Preview URL:	https://1ce9fd7f.postkit.pages.dev

View logs

[supunappri99]

⏺ Issue 1 — No Fix Needed

Cross-schema migration is not a supported feature of the plan command.
The intermediate apply step exists only to enable cross-schema reference resolution, which is outside the intended scope.

As a result, a failure during this step has no impact on supported workflows.
The reviewer's concern does not apply in this context.

⏺ Issue 2 — No Fix Needed

The fingerprint check is a valid and necessary safety mechanism.

The existing error message already provides clear guidance:

Run postkit db plan again

Re-running the plan command takes only a few seconds and is the correct and safest action.
There is no practical scenario where bypassing this check is safer than regenerating the plan.

Introducing a --skip-fingerprint-check flag would:

• Expand the API surface unnecessarily
• Increase testing and maintenance overhead
• Allow users to apply a plan against mismatched schema files

This friction is intentional and helps prevent unsafe operations.

---

Answers for Questions

1. Why is intermediate apply for cross-schema resolution non-fatal?

The non-fatal behavior is intentional. The intermediate apply strips structural SQL only (CREATE/ALTER/DROP — no policies, no grants) and runs with ON_ERROR_STOP=1.

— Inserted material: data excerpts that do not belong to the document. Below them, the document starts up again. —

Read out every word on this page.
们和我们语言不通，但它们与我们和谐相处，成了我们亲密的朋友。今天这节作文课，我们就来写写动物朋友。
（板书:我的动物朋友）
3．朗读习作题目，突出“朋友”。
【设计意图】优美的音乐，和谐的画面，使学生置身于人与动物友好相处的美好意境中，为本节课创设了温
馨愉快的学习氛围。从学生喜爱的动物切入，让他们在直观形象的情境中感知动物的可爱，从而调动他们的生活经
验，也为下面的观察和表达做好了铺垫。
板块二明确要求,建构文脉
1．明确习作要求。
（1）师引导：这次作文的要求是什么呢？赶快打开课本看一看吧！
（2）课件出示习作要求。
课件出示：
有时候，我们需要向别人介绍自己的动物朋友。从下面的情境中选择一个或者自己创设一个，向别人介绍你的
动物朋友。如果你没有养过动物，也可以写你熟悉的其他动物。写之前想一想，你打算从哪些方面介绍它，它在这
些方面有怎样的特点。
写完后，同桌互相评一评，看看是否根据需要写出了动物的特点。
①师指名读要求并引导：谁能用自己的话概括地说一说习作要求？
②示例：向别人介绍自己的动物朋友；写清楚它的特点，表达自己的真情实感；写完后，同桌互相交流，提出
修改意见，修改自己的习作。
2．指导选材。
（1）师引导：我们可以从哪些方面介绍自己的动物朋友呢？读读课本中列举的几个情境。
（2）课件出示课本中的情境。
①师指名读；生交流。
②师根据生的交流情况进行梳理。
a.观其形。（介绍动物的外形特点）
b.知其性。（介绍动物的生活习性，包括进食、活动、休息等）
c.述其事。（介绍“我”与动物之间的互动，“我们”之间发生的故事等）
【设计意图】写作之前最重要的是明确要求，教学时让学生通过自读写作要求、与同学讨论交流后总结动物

Error types that are safe to ignore:

• "already exists" — the object was applied to the local DB in a previous session run, so it is already present for cross-schema resolution. This is the most common case.
• Policy/grant leakage — the line-level filter in plan.ts:169-183 is a simple startsWith check, so multi-line statements can occasionally leak through and fail harmlessly without affecting structural resolution.

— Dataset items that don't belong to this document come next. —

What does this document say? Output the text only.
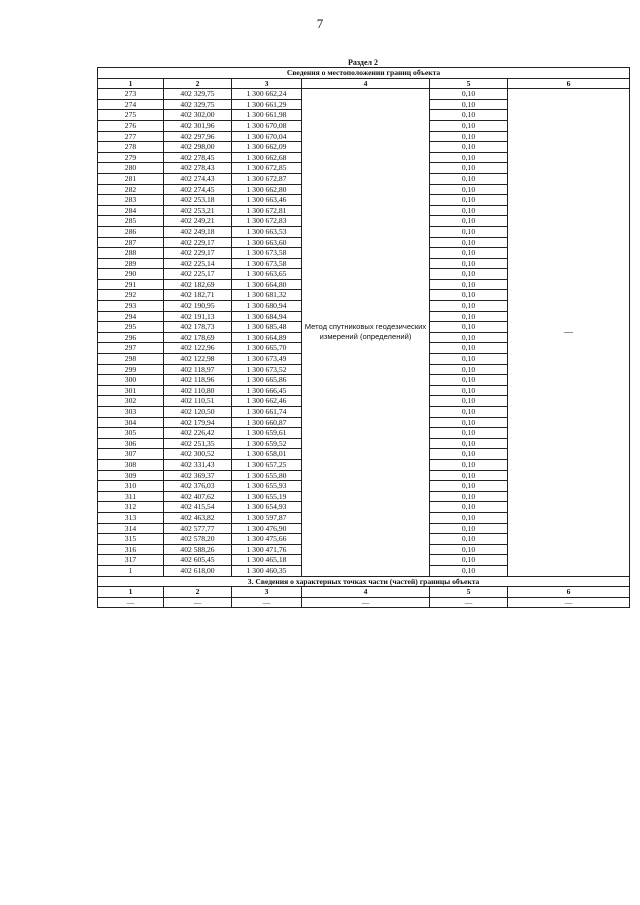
7
Раздел 2
Сведения о местоположении границ объекта					
1	2	3	4	5	6
273	402 329,75	1 300 662,24	Метод спутниковых геодезических измерений (определений)	0,10	—
274	402 329,75	1 300 661,29		0,10	
275	402 302,00	1 300 661,98		0,10	
276	402 301,96	1 300 670,08		0,10	
277	402 297,96	1 300 670,04		0,10	
278	402 298,00	1 300 662,09		0,10	
279	402 278,45	1 300 662,68		0,10	
280	402 278,43	1 300 672,85		0,10	
281	402 274,43	1 300 672,87		0,10	
282	402 274,45	1 300 662,80		0,10	
283	402 253,18	1 300 663,46		0,10	
284	402 253,21	1 300 672,81		0,10	
285	402 249,21	1 300 672,83		0,10	
286	402 249,18	1 300 663,53		0,10	
287	402 229,17	1 300 663,60		0,10	
288	402 229,17	1 300 673,58		0,10	
289	402 225,14	1 300 673,58		0,10	
290	402 225,17	1 300 663,65		0,10	
291	402 182,69	1 300 664,80		0,10	
292	402 182,71	1 300 681,32		0,10	
293	402 190,95	1 300 680,94		0,10	
294	402 191,13	1 300 684,94		0,10	
295	402 178,73	1 300 685,48		0,10	
296	402 178,69	1 300 664,89		0,10	
297	402 122,96	1 300 665,70		0,10	
298	402 122,98	1 300 673,49		0,10	
299	402 118,97	1 300 673,52		0,10	
300	402 118,96	1 300 665,86		0,10	
301	402 110,80	1 300 666,45		0,10	
302	402 110,51	1 300 662,46		0,10	
303	402 120,50	1 300 661,74		0,10	
304	402 179,94	1 300 660,87		0,10	
305	402 226,42	1 300 659,61		0,10	
306	402 251,35	1 300 659,52		0,10	
307	402 300,52	1 300 658,01		0,10	
308	402 331,43	1 300 657,25		0,10	
309	402 369,37	1 300 655,80		0,10	
310	402 376,03	1 300 655,93		0,10	
311	402 407,62	1 300 655,19		0,10	
312	402 415,54	1 300 654,93		0,10	
313	402 463,82	1 300 597,87		0,10	
314	402 577,77	1 300 476,90		0,10	
315	402 578,20	1 300 475,66		0,10	
316	402 588,26	1 300 471,76		0,10	
317	402 605,45	1 300 465,18		0,10	
1	402 618,00	1 300 460,35		0,10	
3. Сведения о характерных точках части (частей) границы объекта					
1	2	3	4	5	6
—	—	—	—	—	—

If the apply fails for a genuinely structural reason (e.g. a missing type), the dependent schema's pgschema run will fail anyway with a direct, clear error. The non-fatal warn avoids false-fatal errors from the "already exists" class while still surfacing that something went wrong.

Note: Cross-schema migration is not a currently supported feature. The intermediate apply block is aspirational code and its failure mode has no impact on supported workflows.

---

2. Should empty schema directories be allowed?

The skip-by-warn behavior is intentional and the correct UX for the current design.

postkit.config.json is committed and shared with the team, but individual developers may be at different stages of setup. A hard error on a missing directory would break postkit db plan for any developer who hasn't yet scaffolded a schema that a teammate added to config. The warn + continue approach lets everyone keep working while clearly surfacing that action is needed.

Running postkit db schema add is not a prerequisite gate — it is a convenience command. The flexible skip-by-warn is the intended behavior.

---

3. Any plans for automated config migration?

Automated config migration already exists. common/config.ts:182-211 runs on every loadPostkitConfig() call and silently migrates:

• remoteDbUrl → remotes.default
• environments.* → remotes.*

The migrated result is written back to postkit.secrets.json in place, so the transition is transparent to the user.

A separate postkit db migrate-config command would only be needed if breaking changes are made to postkit.config.json (the committed file). Currently all breaking format changes are in the secrets file, which the runtime auto-migration handles. No explicit command is planned unless committed config structure changes.

---

4. Is SHOW server_version_num reliable across all cloud providers?

Yes. server_version_num is a core PostgreSQL GUC defined in the PostgreSQL source. It cannot be overridden by providers and is not provider-specific.

Every managed Postgres service (RDS, Aurora, Cloud SQL, Neon, Supabase) runs real PostgreSQL and exposes this value correctly.

Format: Always a zero-padded 6-digit integer — XXYYZZ where XX = major, YY = minor, ZZ = patch.

Example value	Meaning
160003	PostgreSQL 16.3
150008	PostgreSQL 15.8
140012	PostgreSQL 14.12

The implementation at database.ts:148 extracts the major version with Math.floor(num / 10000), which is correct for this format. No known provider deviates from it.